Introduction Fall 2013

A jog through the urban neighborhoods around my apartment in Long Beach reveals the familiar landmarks of the Jewish, Buddhist, Catholic, Methodist, and Lutheran presence in this city, but also buildings for smaller religious groups such as the Community of Higher Consciousness and the Morningland Community of the Ascended Christ. This city is a microcosm of the larger pattern of emerging religious pluralism in the United States.

But religious diversity is not celebrated by everyone in the U.S. While in theory it is politically correct to be tolerant of other religious groups, the proximity of such communities—especially those labeled by some Christian apologists as “cults” but are described less pejoratively by others as New Religious Movements—can surface primal dispositions of fight or flight in even the most “open-minded” of Christians. “Can I pray with a Mormon neighbor?” “Should I allow my child to go to a slumber party at a friend’s house whose parents are Muslim?” “What do I do if my son starts to date a Jehovah’s Witness?” Questions like these raise real challenges of ordinary life in religiously pluralistic contexts in the U.S. And if a recent discussion with a group of forty adults from my church is any indication, underlying these questions are deep-seated fears of possible spiritual contamination, doctrinal compromise, and loss of religious certainty. These primal emotions require us to examine our own dispositions along with our theological framework for relating to those who belong to new religions.

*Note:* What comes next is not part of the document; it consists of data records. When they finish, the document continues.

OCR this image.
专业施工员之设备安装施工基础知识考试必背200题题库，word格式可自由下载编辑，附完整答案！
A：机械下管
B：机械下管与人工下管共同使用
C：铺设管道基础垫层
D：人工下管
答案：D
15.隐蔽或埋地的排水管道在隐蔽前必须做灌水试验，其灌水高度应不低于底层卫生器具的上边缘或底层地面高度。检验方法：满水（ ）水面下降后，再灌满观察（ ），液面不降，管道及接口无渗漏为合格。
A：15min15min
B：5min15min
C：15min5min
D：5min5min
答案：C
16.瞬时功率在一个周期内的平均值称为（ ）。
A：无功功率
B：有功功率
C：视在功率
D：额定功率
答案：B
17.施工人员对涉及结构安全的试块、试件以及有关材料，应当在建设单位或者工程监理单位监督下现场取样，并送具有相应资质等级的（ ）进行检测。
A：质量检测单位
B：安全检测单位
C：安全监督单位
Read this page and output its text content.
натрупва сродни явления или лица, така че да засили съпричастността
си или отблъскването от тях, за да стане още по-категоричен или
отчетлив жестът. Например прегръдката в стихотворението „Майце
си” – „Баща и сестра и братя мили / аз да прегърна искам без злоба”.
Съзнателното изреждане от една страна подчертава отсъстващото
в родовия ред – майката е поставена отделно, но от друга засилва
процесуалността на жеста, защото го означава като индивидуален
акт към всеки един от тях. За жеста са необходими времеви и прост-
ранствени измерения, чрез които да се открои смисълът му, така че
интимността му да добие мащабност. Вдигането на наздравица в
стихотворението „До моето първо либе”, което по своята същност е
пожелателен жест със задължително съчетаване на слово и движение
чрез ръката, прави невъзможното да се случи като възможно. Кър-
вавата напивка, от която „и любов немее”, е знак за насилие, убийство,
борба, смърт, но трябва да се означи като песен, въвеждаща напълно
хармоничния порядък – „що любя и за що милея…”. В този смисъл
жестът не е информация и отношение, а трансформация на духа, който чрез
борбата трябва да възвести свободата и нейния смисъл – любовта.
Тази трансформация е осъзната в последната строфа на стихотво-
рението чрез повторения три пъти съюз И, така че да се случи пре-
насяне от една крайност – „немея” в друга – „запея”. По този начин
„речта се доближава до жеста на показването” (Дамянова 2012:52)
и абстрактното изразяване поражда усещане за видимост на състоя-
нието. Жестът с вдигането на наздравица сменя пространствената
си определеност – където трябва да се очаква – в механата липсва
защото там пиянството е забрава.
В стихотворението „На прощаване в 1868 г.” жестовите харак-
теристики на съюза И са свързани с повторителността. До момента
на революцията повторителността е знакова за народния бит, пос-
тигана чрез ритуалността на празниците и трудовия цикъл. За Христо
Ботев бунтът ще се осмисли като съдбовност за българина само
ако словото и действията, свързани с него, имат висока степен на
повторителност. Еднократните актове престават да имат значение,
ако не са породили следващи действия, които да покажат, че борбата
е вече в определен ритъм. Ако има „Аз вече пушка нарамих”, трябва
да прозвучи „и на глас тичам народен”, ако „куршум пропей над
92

In the lead article, John Morehead provides an overview of evangelical approaches to New Religious Movements in the U.S.—those religious groups that have emerged alongside of historic world religions either as restorationist movements aimed at recovering lost religious truths or as movements that are novel in origin. Morehead goes on to argue that the New Testament stories of Jesus’ encounters with Samaritans are instructive for how we approach those who belong to New Religious Movements. Following the example of Jesus, Morehead argues that evangelicals should trade their fearful suspicion of these religious groups for the grace-shaped approach revealed in Jesus’ actions towards people from minority religious groups.